Back in November, I posted about the release of the gvSIG 1.9, a free multi-platform Java-based GIS program. Oxford Archaeology Digital, which created their own improved installer for the previous 1.1 version of gvSIG, has just released the second beta of a similar improved installer for version 1.9. Differences from the official baseline 1.9 installer include (from the website):
Both Windows and Linux versions are now available; a Mac version is listed as coming soon (the earlier version is still available with a Mac installer). I had no problems installing it on Windows 7, but some people apparently have; the website includes a workaround fix if you run into those issues. Screenshot showing sample data:
Having played around with it a bit, I have a few initial impressions.
The feature set is one of the strongest of any free GIS program currently available, especially if you choose to install all the optional plug-ins (highly recommended, as is the sample dataset option). Many of these come from the Sextante plug-in, which adds a staggering amount of functionality for vector manipulation/analysis, network/topology, geostatistics, aerial/satellite imagery processing, rasterization, vectorization, georeferencing, hydrology, pattern analysis, etc. – well over 200 new functions. Combine that with the standard gvSIG feature set plus the new version 1.9 features, and few free GIS programs compare. You’d pay thousands of dollars to get much of this functionality in commercial GIS software; for free, downloading and installing this is a no-brainer.
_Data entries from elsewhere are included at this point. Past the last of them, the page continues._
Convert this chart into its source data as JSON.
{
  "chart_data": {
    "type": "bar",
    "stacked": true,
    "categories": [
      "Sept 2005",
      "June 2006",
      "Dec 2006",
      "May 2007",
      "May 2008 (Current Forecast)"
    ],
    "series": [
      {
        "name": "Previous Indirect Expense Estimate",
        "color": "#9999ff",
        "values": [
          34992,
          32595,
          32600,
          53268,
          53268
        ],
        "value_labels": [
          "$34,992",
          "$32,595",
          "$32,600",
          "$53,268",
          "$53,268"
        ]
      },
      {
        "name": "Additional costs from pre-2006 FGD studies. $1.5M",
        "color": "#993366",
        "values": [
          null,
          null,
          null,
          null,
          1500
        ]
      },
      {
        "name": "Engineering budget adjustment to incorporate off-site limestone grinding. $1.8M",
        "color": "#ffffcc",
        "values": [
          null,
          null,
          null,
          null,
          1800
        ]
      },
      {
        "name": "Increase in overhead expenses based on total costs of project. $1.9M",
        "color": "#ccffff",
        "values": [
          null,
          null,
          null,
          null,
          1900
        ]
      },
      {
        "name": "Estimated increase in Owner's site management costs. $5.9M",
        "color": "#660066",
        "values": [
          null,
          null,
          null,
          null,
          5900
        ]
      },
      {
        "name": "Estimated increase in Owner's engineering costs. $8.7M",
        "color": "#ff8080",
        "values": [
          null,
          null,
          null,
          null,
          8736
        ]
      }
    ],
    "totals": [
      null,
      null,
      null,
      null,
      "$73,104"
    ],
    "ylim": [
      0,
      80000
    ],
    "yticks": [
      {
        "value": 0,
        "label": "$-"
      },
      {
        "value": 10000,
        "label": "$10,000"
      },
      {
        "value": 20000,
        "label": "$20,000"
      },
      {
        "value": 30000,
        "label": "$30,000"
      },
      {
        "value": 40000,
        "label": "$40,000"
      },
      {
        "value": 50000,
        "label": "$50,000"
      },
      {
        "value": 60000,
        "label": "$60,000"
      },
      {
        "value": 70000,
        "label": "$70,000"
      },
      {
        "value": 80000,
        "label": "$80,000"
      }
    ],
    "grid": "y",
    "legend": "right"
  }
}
But there are some issues with it. Frankly, it’s a bit slower than other GIS programs in loading, displaying and redrawing data, and this is with my reasonably fast system. Somewhat more annoying is that it isn’t always fully responsive. For example, clicking on layers to select them can take repeated attempts to be successful. Some of the new functionality doesn’t seem to be working yet; for example, several attempts to generate vegetation indices (e.g. NDVI) from the sample dataset using the Sextante functions were unsuccessful – I got a blank image. The same functionality in SAGA (from which many of the Sextante functions were derived) worked fine. Documentation for the Sextante functions isn’t adequate to figure out what I might be doing wrong; for that matter, documentation for the extensive set of new functions in the gvSIG base program are currently only available in Spanish (there’s an English PDF manual for the previous version included in this distribution). So expect to spend some time figuring out how do do things.
These are minor quibbles, though, and I expect that all these teething issues will be fixed before long. In particular, I look forward to English documentation of the new features. Even in its current form, I think I’ll be using gvSIG a lot, and I look forward to seeing how it develops in the future. Many thanks to both the gvSIG developers and OA Digital.